This is a memoir written by Matt after achieving a great goal following his recovery.
"I do not think there is any other quality so essential to success of any kind as the quality of perseverance. It overcomes almost everything, even nature." -John D. Rockefeller
"Shot-gun!" I called out, and grinned at Berk. "Matt!" Berk shouted and stomped his foot hard on the pavement, while Scott chuckled. That's the last memory I have from June 2nd up until sometime around the 6th of July. Sometimes I think I can remember the car accident or being in the hospital, but I'm never really sure. Are those vivid pictures in my mind real, or only imagined after being told of what had happened to me?
While in the hospital my friends, family, and even strangers prayed for me. They knew that I could get through the coma and my injuries. I sustained a left parietal lobe hemorrhage, and a left orbital fracture to my skull. One of my doctors told my mom and dad that he didn't think I would survive. Well, I did more than survive. Through hard work and determination I climbed my way out of the three-week coma. I was released from the hospital July 5th, but I still had to learn to walk, talk, and eat again, so I was transferred to Mary Free Bed Rehabilitation Center. The doctors predicted I would need at least five to eight weeks of inpatient rehabilitation. I was discharged after three weeks, once again overcoming all odds.
After returning full time to Rockford High School, my next goal that nearly everyone thought was impossible was to earn my varsity letter again in swimming. The season started in November, and ended at the beginning of March. My times wouldn't budge throughout the season, no matter how hard I tried. I was beginning to lose the confidence I needed to get my letter. I knew that everyone would understand if I couldn't reach my varsity letter time; everyone except me.
It was the beginning of March, and I was facing the last opportunity of the swim season to earn my letter. I found myself standing on a starting block, overlooking twenty-five yards of water. The adrenaline surged through my body as Coach yelled, "Go!" I leapt off of the block with every ounce of energy stored in my anxious legs and swam harder than I thought possible. I went through the first turn, then the second and third. Nearing my last turn I took a breath before the flags and saw Coach Seifert telling me to push as hard as possible. I came out of the turn and saw my teammates cheering me on, as well as my friends who watched from the stands. It came down to the last second, and I hit the wall. Taking a deep breath, I looked up and heard everyone clapping with energy and joy. I did it. Only nine months after lying in a coma, I earned my varsity letter. There are no words to describe how I felt that day. That was the day that I knew I could do everything I had before the accident, and more.

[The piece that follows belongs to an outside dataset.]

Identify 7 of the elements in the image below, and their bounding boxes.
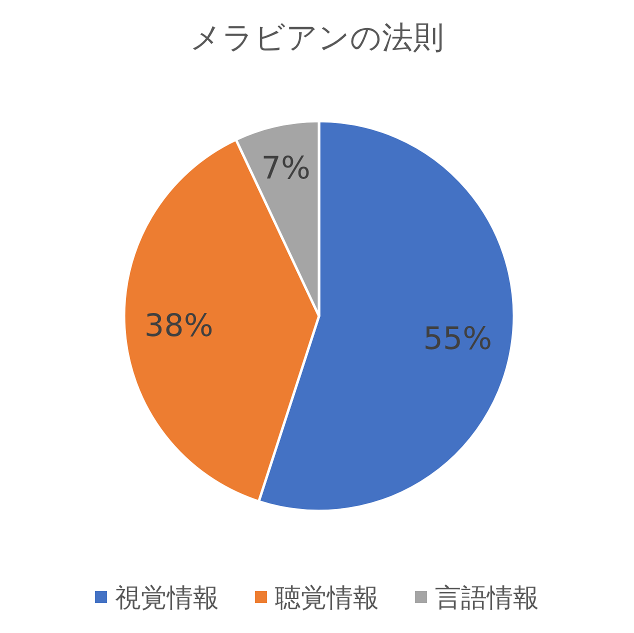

Now I stand on the starting block that overlooks the next great challenge of my life - college. I will approach my studies and education with the same determination and sense of purpose that I did during my recovery from my injuries.
Once, I took life for granted. On June third in the year two thousand, that changed forever. I know now that life is a gift. I also know that with faith, hard work, and perseverance I can accomplish anything.